The equilibrium constant (\( K_c \) expresses the ratio of the concentrations of products to reactants at equilibrium, each raised to the power of their stoichiometric coefficients in the balanced equation. For the reaction \( \text{CH}_4(g) + \text{H}_2O(g) \rightleftharpoons \text{CO}(g) + 3\text{H}_2(g) \), the equilibrium constant is given as \( K_c = \frac{[CO][H_2]^3}{[CH_4][H_2O]} \).
The value of \( K_c \) is a unitless number that provides insight into the position of the equilibrium; a larger \( K_c \) indicates a greater concentration of products, while a smaller \( K_c \) signifies a higher concentration of reactants. It's crucial to understand that \( K_c \) does not change with changes in concentration or pressure, but it is temperature-dependent.
In the solved exercise, once the equilibrium concentrations for each substance are calculated, they are substituted into the \( K_c \) formula to determine the equilibrium constant for the reaction at 1000 K within a 5.00 L flask.

The reaction quotient (\( K_p \) relates to the equilibrium constant, but it is used for gaseous reactions when we are interested in partial pressures instead of concentrations. The equation \( K_p = K_c(RT)^{\Delta n} \) incorporates the ideal gas law where \( R \) is the gas constant (\( 0.0821 \, \text{L \cdot atm} / \text{mol \cdot K} \)), \( T \) is the temperature in Kelvin, and \( \Delta n \) is the change in moles of gas between products and reactants.
When calculating \( K_p \) from \( K_c \) as shown in the exercise, it's important to accurately determine \( \Delta n \) from the balanced chemical equation. For every reaction, \( \Delta n \) takes into account the stoichiometry of the gaseous reactants and products, often leading to a different value than \( K_c \) due to the impact of temperature and the change in the number of moles of gas.

The mole concept is a fundamental pillar in chemistry, providing a bridge between the mass of substances and the number of particles. Avogadro's number (\( 6.022 \times 10^{23} \)) is the foundation for this concept, representing the number of atoms or molecules in one mole of a substance.
Understanding how to convert between grams and moles is crucial. This conversion involves using the molar mass, which is the mass in grams of one mole of a substance. In the worked example, determining the number of moles of each gas (\( \text{CO}, \text{H}_2, \text{CH}_4, \text{H}_2O \)) from their respective masses, using their molar masses, was the first step. This process is pivotal for further calculations related to equilibrium since reactions occur on a molecular level, and knowing the amounts in moles is necessary for stoichiometric calculations.

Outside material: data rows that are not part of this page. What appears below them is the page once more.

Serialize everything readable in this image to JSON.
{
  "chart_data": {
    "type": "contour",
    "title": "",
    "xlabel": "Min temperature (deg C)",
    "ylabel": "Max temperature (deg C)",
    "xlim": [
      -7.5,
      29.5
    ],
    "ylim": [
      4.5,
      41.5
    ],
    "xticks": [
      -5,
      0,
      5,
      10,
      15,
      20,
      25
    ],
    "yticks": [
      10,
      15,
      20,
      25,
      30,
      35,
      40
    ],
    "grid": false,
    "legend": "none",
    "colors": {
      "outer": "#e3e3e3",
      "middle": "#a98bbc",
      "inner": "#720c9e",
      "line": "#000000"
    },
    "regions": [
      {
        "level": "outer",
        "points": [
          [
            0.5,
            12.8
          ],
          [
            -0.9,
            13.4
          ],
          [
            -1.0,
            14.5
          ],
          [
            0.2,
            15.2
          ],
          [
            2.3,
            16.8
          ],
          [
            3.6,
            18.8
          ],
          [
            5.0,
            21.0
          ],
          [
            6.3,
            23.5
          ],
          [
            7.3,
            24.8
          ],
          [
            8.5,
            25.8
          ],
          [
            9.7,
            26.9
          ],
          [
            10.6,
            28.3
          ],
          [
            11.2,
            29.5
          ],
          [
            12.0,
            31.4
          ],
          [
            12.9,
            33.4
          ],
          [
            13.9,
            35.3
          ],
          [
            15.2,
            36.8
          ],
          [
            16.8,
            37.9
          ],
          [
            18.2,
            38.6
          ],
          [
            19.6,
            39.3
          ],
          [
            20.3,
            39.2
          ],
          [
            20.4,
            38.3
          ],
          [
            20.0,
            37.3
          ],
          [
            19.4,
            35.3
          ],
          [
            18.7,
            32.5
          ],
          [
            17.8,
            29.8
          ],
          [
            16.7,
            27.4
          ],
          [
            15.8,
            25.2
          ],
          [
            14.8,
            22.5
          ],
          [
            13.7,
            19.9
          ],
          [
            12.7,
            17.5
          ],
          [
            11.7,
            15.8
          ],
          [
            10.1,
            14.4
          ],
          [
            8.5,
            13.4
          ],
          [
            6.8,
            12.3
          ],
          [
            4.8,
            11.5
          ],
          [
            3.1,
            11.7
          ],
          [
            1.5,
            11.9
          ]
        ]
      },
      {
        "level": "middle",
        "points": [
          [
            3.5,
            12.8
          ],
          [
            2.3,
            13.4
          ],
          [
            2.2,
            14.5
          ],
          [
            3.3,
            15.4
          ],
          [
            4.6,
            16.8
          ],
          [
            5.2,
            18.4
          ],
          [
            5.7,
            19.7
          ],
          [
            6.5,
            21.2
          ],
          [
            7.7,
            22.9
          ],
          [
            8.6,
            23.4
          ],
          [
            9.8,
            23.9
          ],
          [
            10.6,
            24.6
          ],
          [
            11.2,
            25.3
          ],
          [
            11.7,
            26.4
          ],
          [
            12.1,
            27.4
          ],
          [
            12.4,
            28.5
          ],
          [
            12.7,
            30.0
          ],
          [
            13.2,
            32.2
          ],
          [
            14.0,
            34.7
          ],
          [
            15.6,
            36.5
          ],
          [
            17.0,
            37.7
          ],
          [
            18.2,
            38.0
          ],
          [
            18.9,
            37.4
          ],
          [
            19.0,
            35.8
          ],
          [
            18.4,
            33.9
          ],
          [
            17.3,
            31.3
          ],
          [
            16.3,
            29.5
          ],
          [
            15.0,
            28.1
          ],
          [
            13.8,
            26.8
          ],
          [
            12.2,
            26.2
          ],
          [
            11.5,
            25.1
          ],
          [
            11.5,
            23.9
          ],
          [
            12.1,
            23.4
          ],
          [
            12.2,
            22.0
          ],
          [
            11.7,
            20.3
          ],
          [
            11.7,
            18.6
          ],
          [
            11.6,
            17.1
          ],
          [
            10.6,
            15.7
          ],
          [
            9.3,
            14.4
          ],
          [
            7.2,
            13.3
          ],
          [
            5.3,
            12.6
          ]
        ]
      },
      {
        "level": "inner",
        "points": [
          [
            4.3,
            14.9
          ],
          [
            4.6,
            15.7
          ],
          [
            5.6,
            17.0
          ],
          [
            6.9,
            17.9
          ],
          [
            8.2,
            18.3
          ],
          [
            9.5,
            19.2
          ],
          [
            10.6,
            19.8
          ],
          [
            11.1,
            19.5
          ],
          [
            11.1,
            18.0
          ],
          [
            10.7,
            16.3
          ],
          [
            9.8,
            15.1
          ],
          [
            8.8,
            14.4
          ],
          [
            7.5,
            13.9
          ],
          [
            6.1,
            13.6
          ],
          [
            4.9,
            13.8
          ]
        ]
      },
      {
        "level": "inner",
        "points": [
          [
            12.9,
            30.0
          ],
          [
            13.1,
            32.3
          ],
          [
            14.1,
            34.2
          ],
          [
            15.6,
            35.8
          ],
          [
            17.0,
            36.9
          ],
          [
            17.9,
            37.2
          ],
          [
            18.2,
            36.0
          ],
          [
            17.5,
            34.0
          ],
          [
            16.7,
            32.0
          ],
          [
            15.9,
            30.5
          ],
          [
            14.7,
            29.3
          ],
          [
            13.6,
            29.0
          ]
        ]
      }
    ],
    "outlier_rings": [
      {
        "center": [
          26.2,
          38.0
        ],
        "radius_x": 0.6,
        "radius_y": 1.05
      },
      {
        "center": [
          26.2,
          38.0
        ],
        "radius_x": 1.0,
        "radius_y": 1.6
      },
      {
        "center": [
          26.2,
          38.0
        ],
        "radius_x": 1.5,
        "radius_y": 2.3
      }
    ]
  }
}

In a chemical equilibrium situation, the equilibrium concentrations represent the concentrations of reactants and products when the rates of the forward and reverse reactions are equal. These are the concentrations that remain constant over time at a given temperature and pressure.
To find these concentrations, like in the given problem, first calculate the number of moles for each species involved in the reaction. Then, using the volume of the reaction container, we can find the concentration (\( [C] = \frac{\text{moles}}{\text{volume}} \) in moles per liter). As demonstrated in the textbook solution, equilibrium concentrations are essential for calculating the equilibrium constant \( K_c \) as they represent the 'snapshot' of the reaction's dynamic balance point. These values are specifically important in predicting the direction of the reaction, and in designing chemical processes and experiments.